Route 139 has a relatively long history at Metroline, however wasn't always based out of Cricklewood under their tenure. The route started operation in 1992 running out of a now closed garage in Chalk Farm, running between Trafalgar Square and West Hampstead, major change didn't come again until 2003 when the route was extended to Waterloo. The route was also moved into its long term home of Cricklewood (W) in 2002. 2017 was when the biggest change arguably happened to the route, with an extension to Golders Green, where route 139 currently orogins from to give the area a link south of Oxford Circus following the rerouting of route 13 to Victoria. At this time what ended up happening was as the 139 contract was due for renewal, the contract wasn't tendered and was just passed onto RATP to see out the remaining route 13 contract. This did place Metroline at a loss of two routes, but the 2020 tender saw the route returning to Metroline operation.

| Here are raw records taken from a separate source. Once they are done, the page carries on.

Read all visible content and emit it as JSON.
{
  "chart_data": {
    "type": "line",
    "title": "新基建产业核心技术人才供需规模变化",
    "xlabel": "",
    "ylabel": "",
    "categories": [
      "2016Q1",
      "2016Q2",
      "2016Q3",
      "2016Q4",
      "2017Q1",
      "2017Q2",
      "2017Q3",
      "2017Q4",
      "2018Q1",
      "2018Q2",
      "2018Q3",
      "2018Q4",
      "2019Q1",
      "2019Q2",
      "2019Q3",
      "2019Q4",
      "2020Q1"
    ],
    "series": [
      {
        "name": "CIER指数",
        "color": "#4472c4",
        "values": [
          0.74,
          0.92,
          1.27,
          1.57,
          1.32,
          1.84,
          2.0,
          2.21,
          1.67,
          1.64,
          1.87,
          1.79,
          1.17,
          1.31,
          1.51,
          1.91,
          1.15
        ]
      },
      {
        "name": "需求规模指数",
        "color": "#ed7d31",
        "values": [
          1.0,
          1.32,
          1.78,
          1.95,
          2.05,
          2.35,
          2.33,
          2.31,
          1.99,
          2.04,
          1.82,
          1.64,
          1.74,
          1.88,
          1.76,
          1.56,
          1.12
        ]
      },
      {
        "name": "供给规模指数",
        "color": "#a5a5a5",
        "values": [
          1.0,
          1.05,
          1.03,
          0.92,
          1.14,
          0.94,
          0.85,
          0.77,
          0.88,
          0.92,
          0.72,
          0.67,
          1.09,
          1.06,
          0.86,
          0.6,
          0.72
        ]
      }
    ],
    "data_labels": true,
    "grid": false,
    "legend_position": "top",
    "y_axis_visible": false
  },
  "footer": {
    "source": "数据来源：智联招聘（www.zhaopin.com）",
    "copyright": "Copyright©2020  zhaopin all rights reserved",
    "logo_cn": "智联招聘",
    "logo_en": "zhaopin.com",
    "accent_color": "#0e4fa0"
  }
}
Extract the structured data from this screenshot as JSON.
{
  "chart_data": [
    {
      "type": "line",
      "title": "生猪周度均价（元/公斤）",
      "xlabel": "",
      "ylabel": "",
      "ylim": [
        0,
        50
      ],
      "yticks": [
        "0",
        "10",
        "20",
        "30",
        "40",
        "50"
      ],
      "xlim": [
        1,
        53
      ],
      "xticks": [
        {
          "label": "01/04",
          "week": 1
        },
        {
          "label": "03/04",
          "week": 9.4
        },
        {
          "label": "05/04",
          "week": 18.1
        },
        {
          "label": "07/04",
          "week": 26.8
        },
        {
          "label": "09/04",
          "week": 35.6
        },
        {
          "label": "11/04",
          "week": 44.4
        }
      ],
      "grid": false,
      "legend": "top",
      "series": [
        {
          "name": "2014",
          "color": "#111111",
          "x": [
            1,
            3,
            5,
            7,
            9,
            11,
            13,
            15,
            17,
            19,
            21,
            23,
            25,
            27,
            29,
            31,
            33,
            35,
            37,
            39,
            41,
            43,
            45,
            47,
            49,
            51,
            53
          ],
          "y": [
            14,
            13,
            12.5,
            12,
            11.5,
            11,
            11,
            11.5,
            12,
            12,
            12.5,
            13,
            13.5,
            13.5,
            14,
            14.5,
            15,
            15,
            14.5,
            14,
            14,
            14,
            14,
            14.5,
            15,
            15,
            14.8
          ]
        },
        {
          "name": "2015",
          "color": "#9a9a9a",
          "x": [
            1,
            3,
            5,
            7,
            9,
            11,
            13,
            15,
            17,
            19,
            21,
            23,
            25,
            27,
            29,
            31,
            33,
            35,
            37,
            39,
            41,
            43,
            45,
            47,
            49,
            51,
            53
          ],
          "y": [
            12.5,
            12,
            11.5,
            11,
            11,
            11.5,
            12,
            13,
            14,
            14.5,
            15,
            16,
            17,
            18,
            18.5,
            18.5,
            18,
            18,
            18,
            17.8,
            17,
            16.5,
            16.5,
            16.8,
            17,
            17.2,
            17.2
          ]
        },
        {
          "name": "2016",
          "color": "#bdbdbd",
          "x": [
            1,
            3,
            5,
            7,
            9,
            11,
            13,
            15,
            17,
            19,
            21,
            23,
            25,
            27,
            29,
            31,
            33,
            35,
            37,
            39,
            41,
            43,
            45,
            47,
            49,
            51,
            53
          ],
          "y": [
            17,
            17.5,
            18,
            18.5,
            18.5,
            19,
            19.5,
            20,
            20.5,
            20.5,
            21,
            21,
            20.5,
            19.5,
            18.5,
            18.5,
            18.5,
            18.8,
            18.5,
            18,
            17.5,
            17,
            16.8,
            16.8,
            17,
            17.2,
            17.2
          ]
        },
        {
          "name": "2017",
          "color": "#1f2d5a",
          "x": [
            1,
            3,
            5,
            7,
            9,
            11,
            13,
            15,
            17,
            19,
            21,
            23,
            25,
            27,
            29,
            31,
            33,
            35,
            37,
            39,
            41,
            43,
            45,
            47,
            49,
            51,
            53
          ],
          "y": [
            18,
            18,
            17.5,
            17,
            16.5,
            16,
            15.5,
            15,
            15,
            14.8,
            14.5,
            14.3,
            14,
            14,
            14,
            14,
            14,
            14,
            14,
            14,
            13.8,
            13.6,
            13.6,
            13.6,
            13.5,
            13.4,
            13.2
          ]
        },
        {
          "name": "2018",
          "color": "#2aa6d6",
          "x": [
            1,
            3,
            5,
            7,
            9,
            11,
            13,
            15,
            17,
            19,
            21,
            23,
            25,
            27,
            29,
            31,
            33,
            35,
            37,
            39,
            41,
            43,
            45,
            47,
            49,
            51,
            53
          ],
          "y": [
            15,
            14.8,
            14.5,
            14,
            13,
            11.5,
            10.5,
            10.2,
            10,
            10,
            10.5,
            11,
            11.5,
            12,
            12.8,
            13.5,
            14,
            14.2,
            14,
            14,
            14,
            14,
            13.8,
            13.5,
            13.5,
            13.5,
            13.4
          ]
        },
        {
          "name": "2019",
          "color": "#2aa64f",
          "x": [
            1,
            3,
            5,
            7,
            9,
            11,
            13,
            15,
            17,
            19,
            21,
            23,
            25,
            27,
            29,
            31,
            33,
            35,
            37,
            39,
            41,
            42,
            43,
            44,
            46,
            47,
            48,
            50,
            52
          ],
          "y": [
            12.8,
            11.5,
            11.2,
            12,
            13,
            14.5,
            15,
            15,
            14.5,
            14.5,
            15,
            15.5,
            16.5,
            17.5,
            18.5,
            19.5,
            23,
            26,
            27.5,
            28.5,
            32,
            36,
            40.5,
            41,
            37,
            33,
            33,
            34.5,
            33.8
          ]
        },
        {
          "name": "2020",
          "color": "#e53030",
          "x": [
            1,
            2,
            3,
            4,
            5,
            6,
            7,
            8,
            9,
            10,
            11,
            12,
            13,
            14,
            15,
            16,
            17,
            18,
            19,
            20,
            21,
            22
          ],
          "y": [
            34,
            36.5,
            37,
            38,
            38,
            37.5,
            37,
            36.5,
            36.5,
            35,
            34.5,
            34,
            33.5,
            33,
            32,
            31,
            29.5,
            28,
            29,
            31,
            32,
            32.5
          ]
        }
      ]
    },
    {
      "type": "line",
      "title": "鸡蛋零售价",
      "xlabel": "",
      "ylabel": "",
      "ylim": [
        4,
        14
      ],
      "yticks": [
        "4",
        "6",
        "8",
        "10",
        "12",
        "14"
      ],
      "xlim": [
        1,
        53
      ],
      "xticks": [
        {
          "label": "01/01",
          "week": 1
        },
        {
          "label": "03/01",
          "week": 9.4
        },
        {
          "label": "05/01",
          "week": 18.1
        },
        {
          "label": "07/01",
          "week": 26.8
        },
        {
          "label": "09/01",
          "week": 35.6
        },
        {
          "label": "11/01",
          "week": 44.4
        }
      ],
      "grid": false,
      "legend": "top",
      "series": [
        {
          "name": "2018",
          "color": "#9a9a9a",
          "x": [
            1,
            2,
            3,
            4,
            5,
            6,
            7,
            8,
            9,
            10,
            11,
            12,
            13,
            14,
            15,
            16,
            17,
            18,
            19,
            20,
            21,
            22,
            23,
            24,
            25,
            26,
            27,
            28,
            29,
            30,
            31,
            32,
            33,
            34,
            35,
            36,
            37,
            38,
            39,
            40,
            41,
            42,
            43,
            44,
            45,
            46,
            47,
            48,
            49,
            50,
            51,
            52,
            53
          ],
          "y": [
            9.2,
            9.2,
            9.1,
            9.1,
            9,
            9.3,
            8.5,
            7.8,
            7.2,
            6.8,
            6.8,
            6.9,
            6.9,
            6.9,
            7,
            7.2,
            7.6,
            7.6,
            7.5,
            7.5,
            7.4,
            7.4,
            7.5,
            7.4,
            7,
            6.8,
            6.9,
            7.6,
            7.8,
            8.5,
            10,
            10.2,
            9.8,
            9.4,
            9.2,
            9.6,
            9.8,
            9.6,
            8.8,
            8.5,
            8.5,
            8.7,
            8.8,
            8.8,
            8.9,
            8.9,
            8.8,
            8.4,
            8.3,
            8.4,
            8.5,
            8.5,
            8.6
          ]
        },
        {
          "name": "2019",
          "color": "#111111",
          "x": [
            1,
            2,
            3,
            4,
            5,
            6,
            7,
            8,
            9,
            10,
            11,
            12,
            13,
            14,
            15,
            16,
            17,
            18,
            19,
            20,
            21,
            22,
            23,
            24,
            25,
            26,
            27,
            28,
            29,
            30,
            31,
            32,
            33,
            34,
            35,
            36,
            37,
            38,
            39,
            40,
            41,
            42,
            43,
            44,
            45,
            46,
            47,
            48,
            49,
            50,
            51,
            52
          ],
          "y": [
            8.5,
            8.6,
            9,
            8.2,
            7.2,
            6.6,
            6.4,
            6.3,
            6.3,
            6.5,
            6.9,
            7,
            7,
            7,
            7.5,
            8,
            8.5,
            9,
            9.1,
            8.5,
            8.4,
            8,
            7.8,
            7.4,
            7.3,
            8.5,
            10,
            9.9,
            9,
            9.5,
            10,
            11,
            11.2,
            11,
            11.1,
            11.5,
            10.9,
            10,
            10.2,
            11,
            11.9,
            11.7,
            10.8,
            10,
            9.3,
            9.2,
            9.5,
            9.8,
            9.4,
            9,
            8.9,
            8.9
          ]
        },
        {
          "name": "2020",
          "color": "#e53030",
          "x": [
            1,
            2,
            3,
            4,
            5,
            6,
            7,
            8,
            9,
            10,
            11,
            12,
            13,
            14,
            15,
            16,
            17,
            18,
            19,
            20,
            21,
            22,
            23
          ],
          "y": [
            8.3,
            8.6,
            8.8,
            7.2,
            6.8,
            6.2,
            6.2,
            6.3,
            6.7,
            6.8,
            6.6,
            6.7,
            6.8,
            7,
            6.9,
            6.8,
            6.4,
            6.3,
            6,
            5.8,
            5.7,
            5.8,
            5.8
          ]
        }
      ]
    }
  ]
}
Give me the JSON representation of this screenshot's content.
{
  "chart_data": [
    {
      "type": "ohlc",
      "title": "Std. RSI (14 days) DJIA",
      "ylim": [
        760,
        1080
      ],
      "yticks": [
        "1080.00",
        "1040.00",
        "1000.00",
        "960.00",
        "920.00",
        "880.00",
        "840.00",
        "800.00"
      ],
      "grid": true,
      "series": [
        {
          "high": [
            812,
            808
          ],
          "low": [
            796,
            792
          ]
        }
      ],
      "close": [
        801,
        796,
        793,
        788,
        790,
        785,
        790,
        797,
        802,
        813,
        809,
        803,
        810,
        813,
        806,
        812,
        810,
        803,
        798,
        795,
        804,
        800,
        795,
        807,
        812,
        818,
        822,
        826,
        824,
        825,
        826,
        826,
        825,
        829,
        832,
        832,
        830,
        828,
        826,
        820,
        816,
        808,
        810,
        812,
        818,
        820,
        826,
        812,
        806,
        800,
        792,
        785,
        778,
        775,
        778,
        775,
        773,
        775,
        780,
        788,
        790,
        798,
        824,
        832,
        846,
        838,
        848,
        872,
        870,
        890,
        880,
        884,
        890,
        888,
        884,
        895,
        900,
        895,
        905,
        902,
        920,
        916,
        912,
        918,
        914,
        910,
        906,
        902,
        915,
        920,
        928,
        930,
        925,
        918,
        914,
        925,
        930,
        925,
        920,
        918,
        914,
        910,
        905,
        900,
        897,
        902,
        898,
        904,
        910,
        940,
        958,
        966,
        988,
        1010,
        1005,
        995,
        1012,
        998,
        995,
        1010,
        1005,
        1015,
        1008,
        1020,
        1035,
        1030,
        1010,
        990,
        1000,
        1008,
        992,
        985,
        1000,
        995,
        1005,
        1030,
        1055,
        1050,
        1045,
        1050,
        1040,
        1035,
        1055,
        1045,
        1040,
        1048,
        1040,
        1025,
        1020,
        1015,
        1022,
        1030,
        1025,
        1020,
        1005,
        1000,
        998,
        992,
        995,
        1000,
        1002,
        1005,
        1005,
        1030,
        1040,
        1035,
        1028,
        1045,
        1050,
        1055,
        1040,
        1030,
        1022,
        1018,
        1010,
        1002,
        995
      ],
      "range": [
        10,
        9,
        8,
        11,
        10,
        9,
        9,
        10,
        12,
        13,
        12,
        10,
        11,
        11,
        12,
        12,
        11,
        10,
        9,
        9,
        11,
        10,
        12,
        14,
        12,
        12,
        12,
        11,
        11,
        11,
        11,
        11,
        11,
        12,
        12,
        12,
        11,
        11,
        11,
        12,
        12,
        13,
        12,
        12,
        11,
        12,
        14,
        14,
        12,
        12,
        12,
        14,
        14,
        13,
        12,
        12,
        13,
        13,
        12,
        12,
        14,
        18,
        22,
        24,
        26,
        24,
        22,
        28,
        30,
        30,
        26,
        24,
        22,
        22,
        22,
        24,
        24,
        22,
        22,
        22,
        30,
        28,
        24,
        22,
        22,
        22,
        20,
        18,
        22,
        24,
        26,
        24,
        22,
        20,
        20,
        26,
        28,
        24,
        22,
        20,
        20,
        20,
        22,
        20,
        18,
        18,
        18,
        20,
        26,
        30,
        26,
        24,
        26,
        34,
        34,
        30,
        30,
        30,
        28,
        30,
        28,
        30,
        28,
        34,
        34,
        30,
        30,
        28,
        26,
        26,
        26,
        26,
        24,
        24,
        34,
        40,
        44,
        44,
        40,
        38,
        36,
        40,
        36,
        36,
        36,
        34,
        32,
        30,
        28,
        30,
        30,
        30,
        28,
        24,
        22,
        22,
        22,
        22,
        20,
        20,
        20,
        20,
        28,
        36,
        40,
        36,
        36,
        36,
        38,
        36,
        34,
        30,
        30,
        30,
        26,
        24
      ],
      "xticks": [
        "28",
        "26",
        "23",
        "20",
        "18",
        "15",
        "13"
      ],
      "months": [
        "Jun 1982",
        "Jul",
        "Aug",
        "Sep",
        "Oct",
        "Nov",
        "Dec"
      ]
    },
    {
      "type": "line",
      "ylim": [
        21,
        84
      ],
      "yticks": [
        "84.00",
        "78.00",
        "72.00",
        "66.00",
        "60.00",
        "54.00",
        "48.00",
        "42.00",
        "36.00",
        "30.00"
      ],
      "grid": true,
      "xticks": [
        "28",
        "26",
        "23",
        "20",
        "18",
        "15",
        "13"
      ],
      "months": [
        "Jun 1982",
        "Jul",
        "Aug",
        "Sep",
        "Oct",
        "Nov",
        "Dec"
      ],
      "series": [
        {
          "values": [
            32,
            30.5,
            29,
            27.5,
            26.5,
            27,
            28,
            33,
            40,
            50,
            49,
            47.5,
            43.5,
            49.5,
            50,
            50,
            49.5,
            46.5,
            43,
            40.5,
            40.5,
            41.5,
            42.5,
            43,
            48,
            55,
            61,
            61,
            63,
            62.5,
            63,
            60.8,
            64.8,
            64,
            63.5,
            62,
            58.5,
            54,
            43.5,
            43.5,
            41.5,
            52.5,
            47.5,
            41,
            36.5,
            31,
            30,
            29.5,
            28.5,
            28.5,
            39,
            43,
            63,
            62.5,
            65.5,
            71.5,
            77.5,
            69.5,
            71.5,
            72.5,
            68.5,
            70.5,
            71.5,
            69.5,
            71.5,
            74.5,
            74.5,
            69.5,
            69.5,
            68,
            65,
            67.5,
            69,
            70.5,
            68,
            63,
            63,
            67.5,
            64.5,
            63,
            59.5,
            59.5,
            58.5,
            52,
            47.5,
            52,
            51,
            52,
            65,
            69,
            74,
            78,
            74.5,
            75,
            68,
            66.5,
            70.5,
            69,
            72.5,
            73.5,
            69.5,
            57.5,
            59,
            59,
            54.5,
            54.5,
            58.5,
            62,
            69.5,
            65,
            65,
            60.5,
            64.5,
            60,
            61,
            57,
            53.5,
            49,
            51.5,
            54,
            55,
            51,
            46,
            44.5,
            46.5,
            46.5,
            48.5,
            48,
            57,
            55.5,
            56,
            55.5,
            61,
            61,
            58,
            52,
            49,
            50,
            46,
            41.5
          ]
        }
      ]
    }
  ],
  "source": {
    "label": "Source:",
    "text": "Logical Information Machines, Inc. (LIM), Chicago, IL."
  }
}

Soon after the tender was announced, it was made public that the buses to be used on the route would be the buses which were previously found on Potters Bar garage (PB)'s former route 34, as that route had been lost to Arriva in November 2019. This would also mark the introduction of non-New Routemaster Wrightbus vehicles to Cricklewood for the first time. The buses started arriving at Cricklewood prior to the national lockdown of March 2020 and managed to start spreading themselves over the garage's double decker routes, with them mostly being found on route 210.

Metroline took over operation of the route in the early hours of 29 August 2020, with VWH2023 being the first bus to welcome route 139 back to Metroline operation.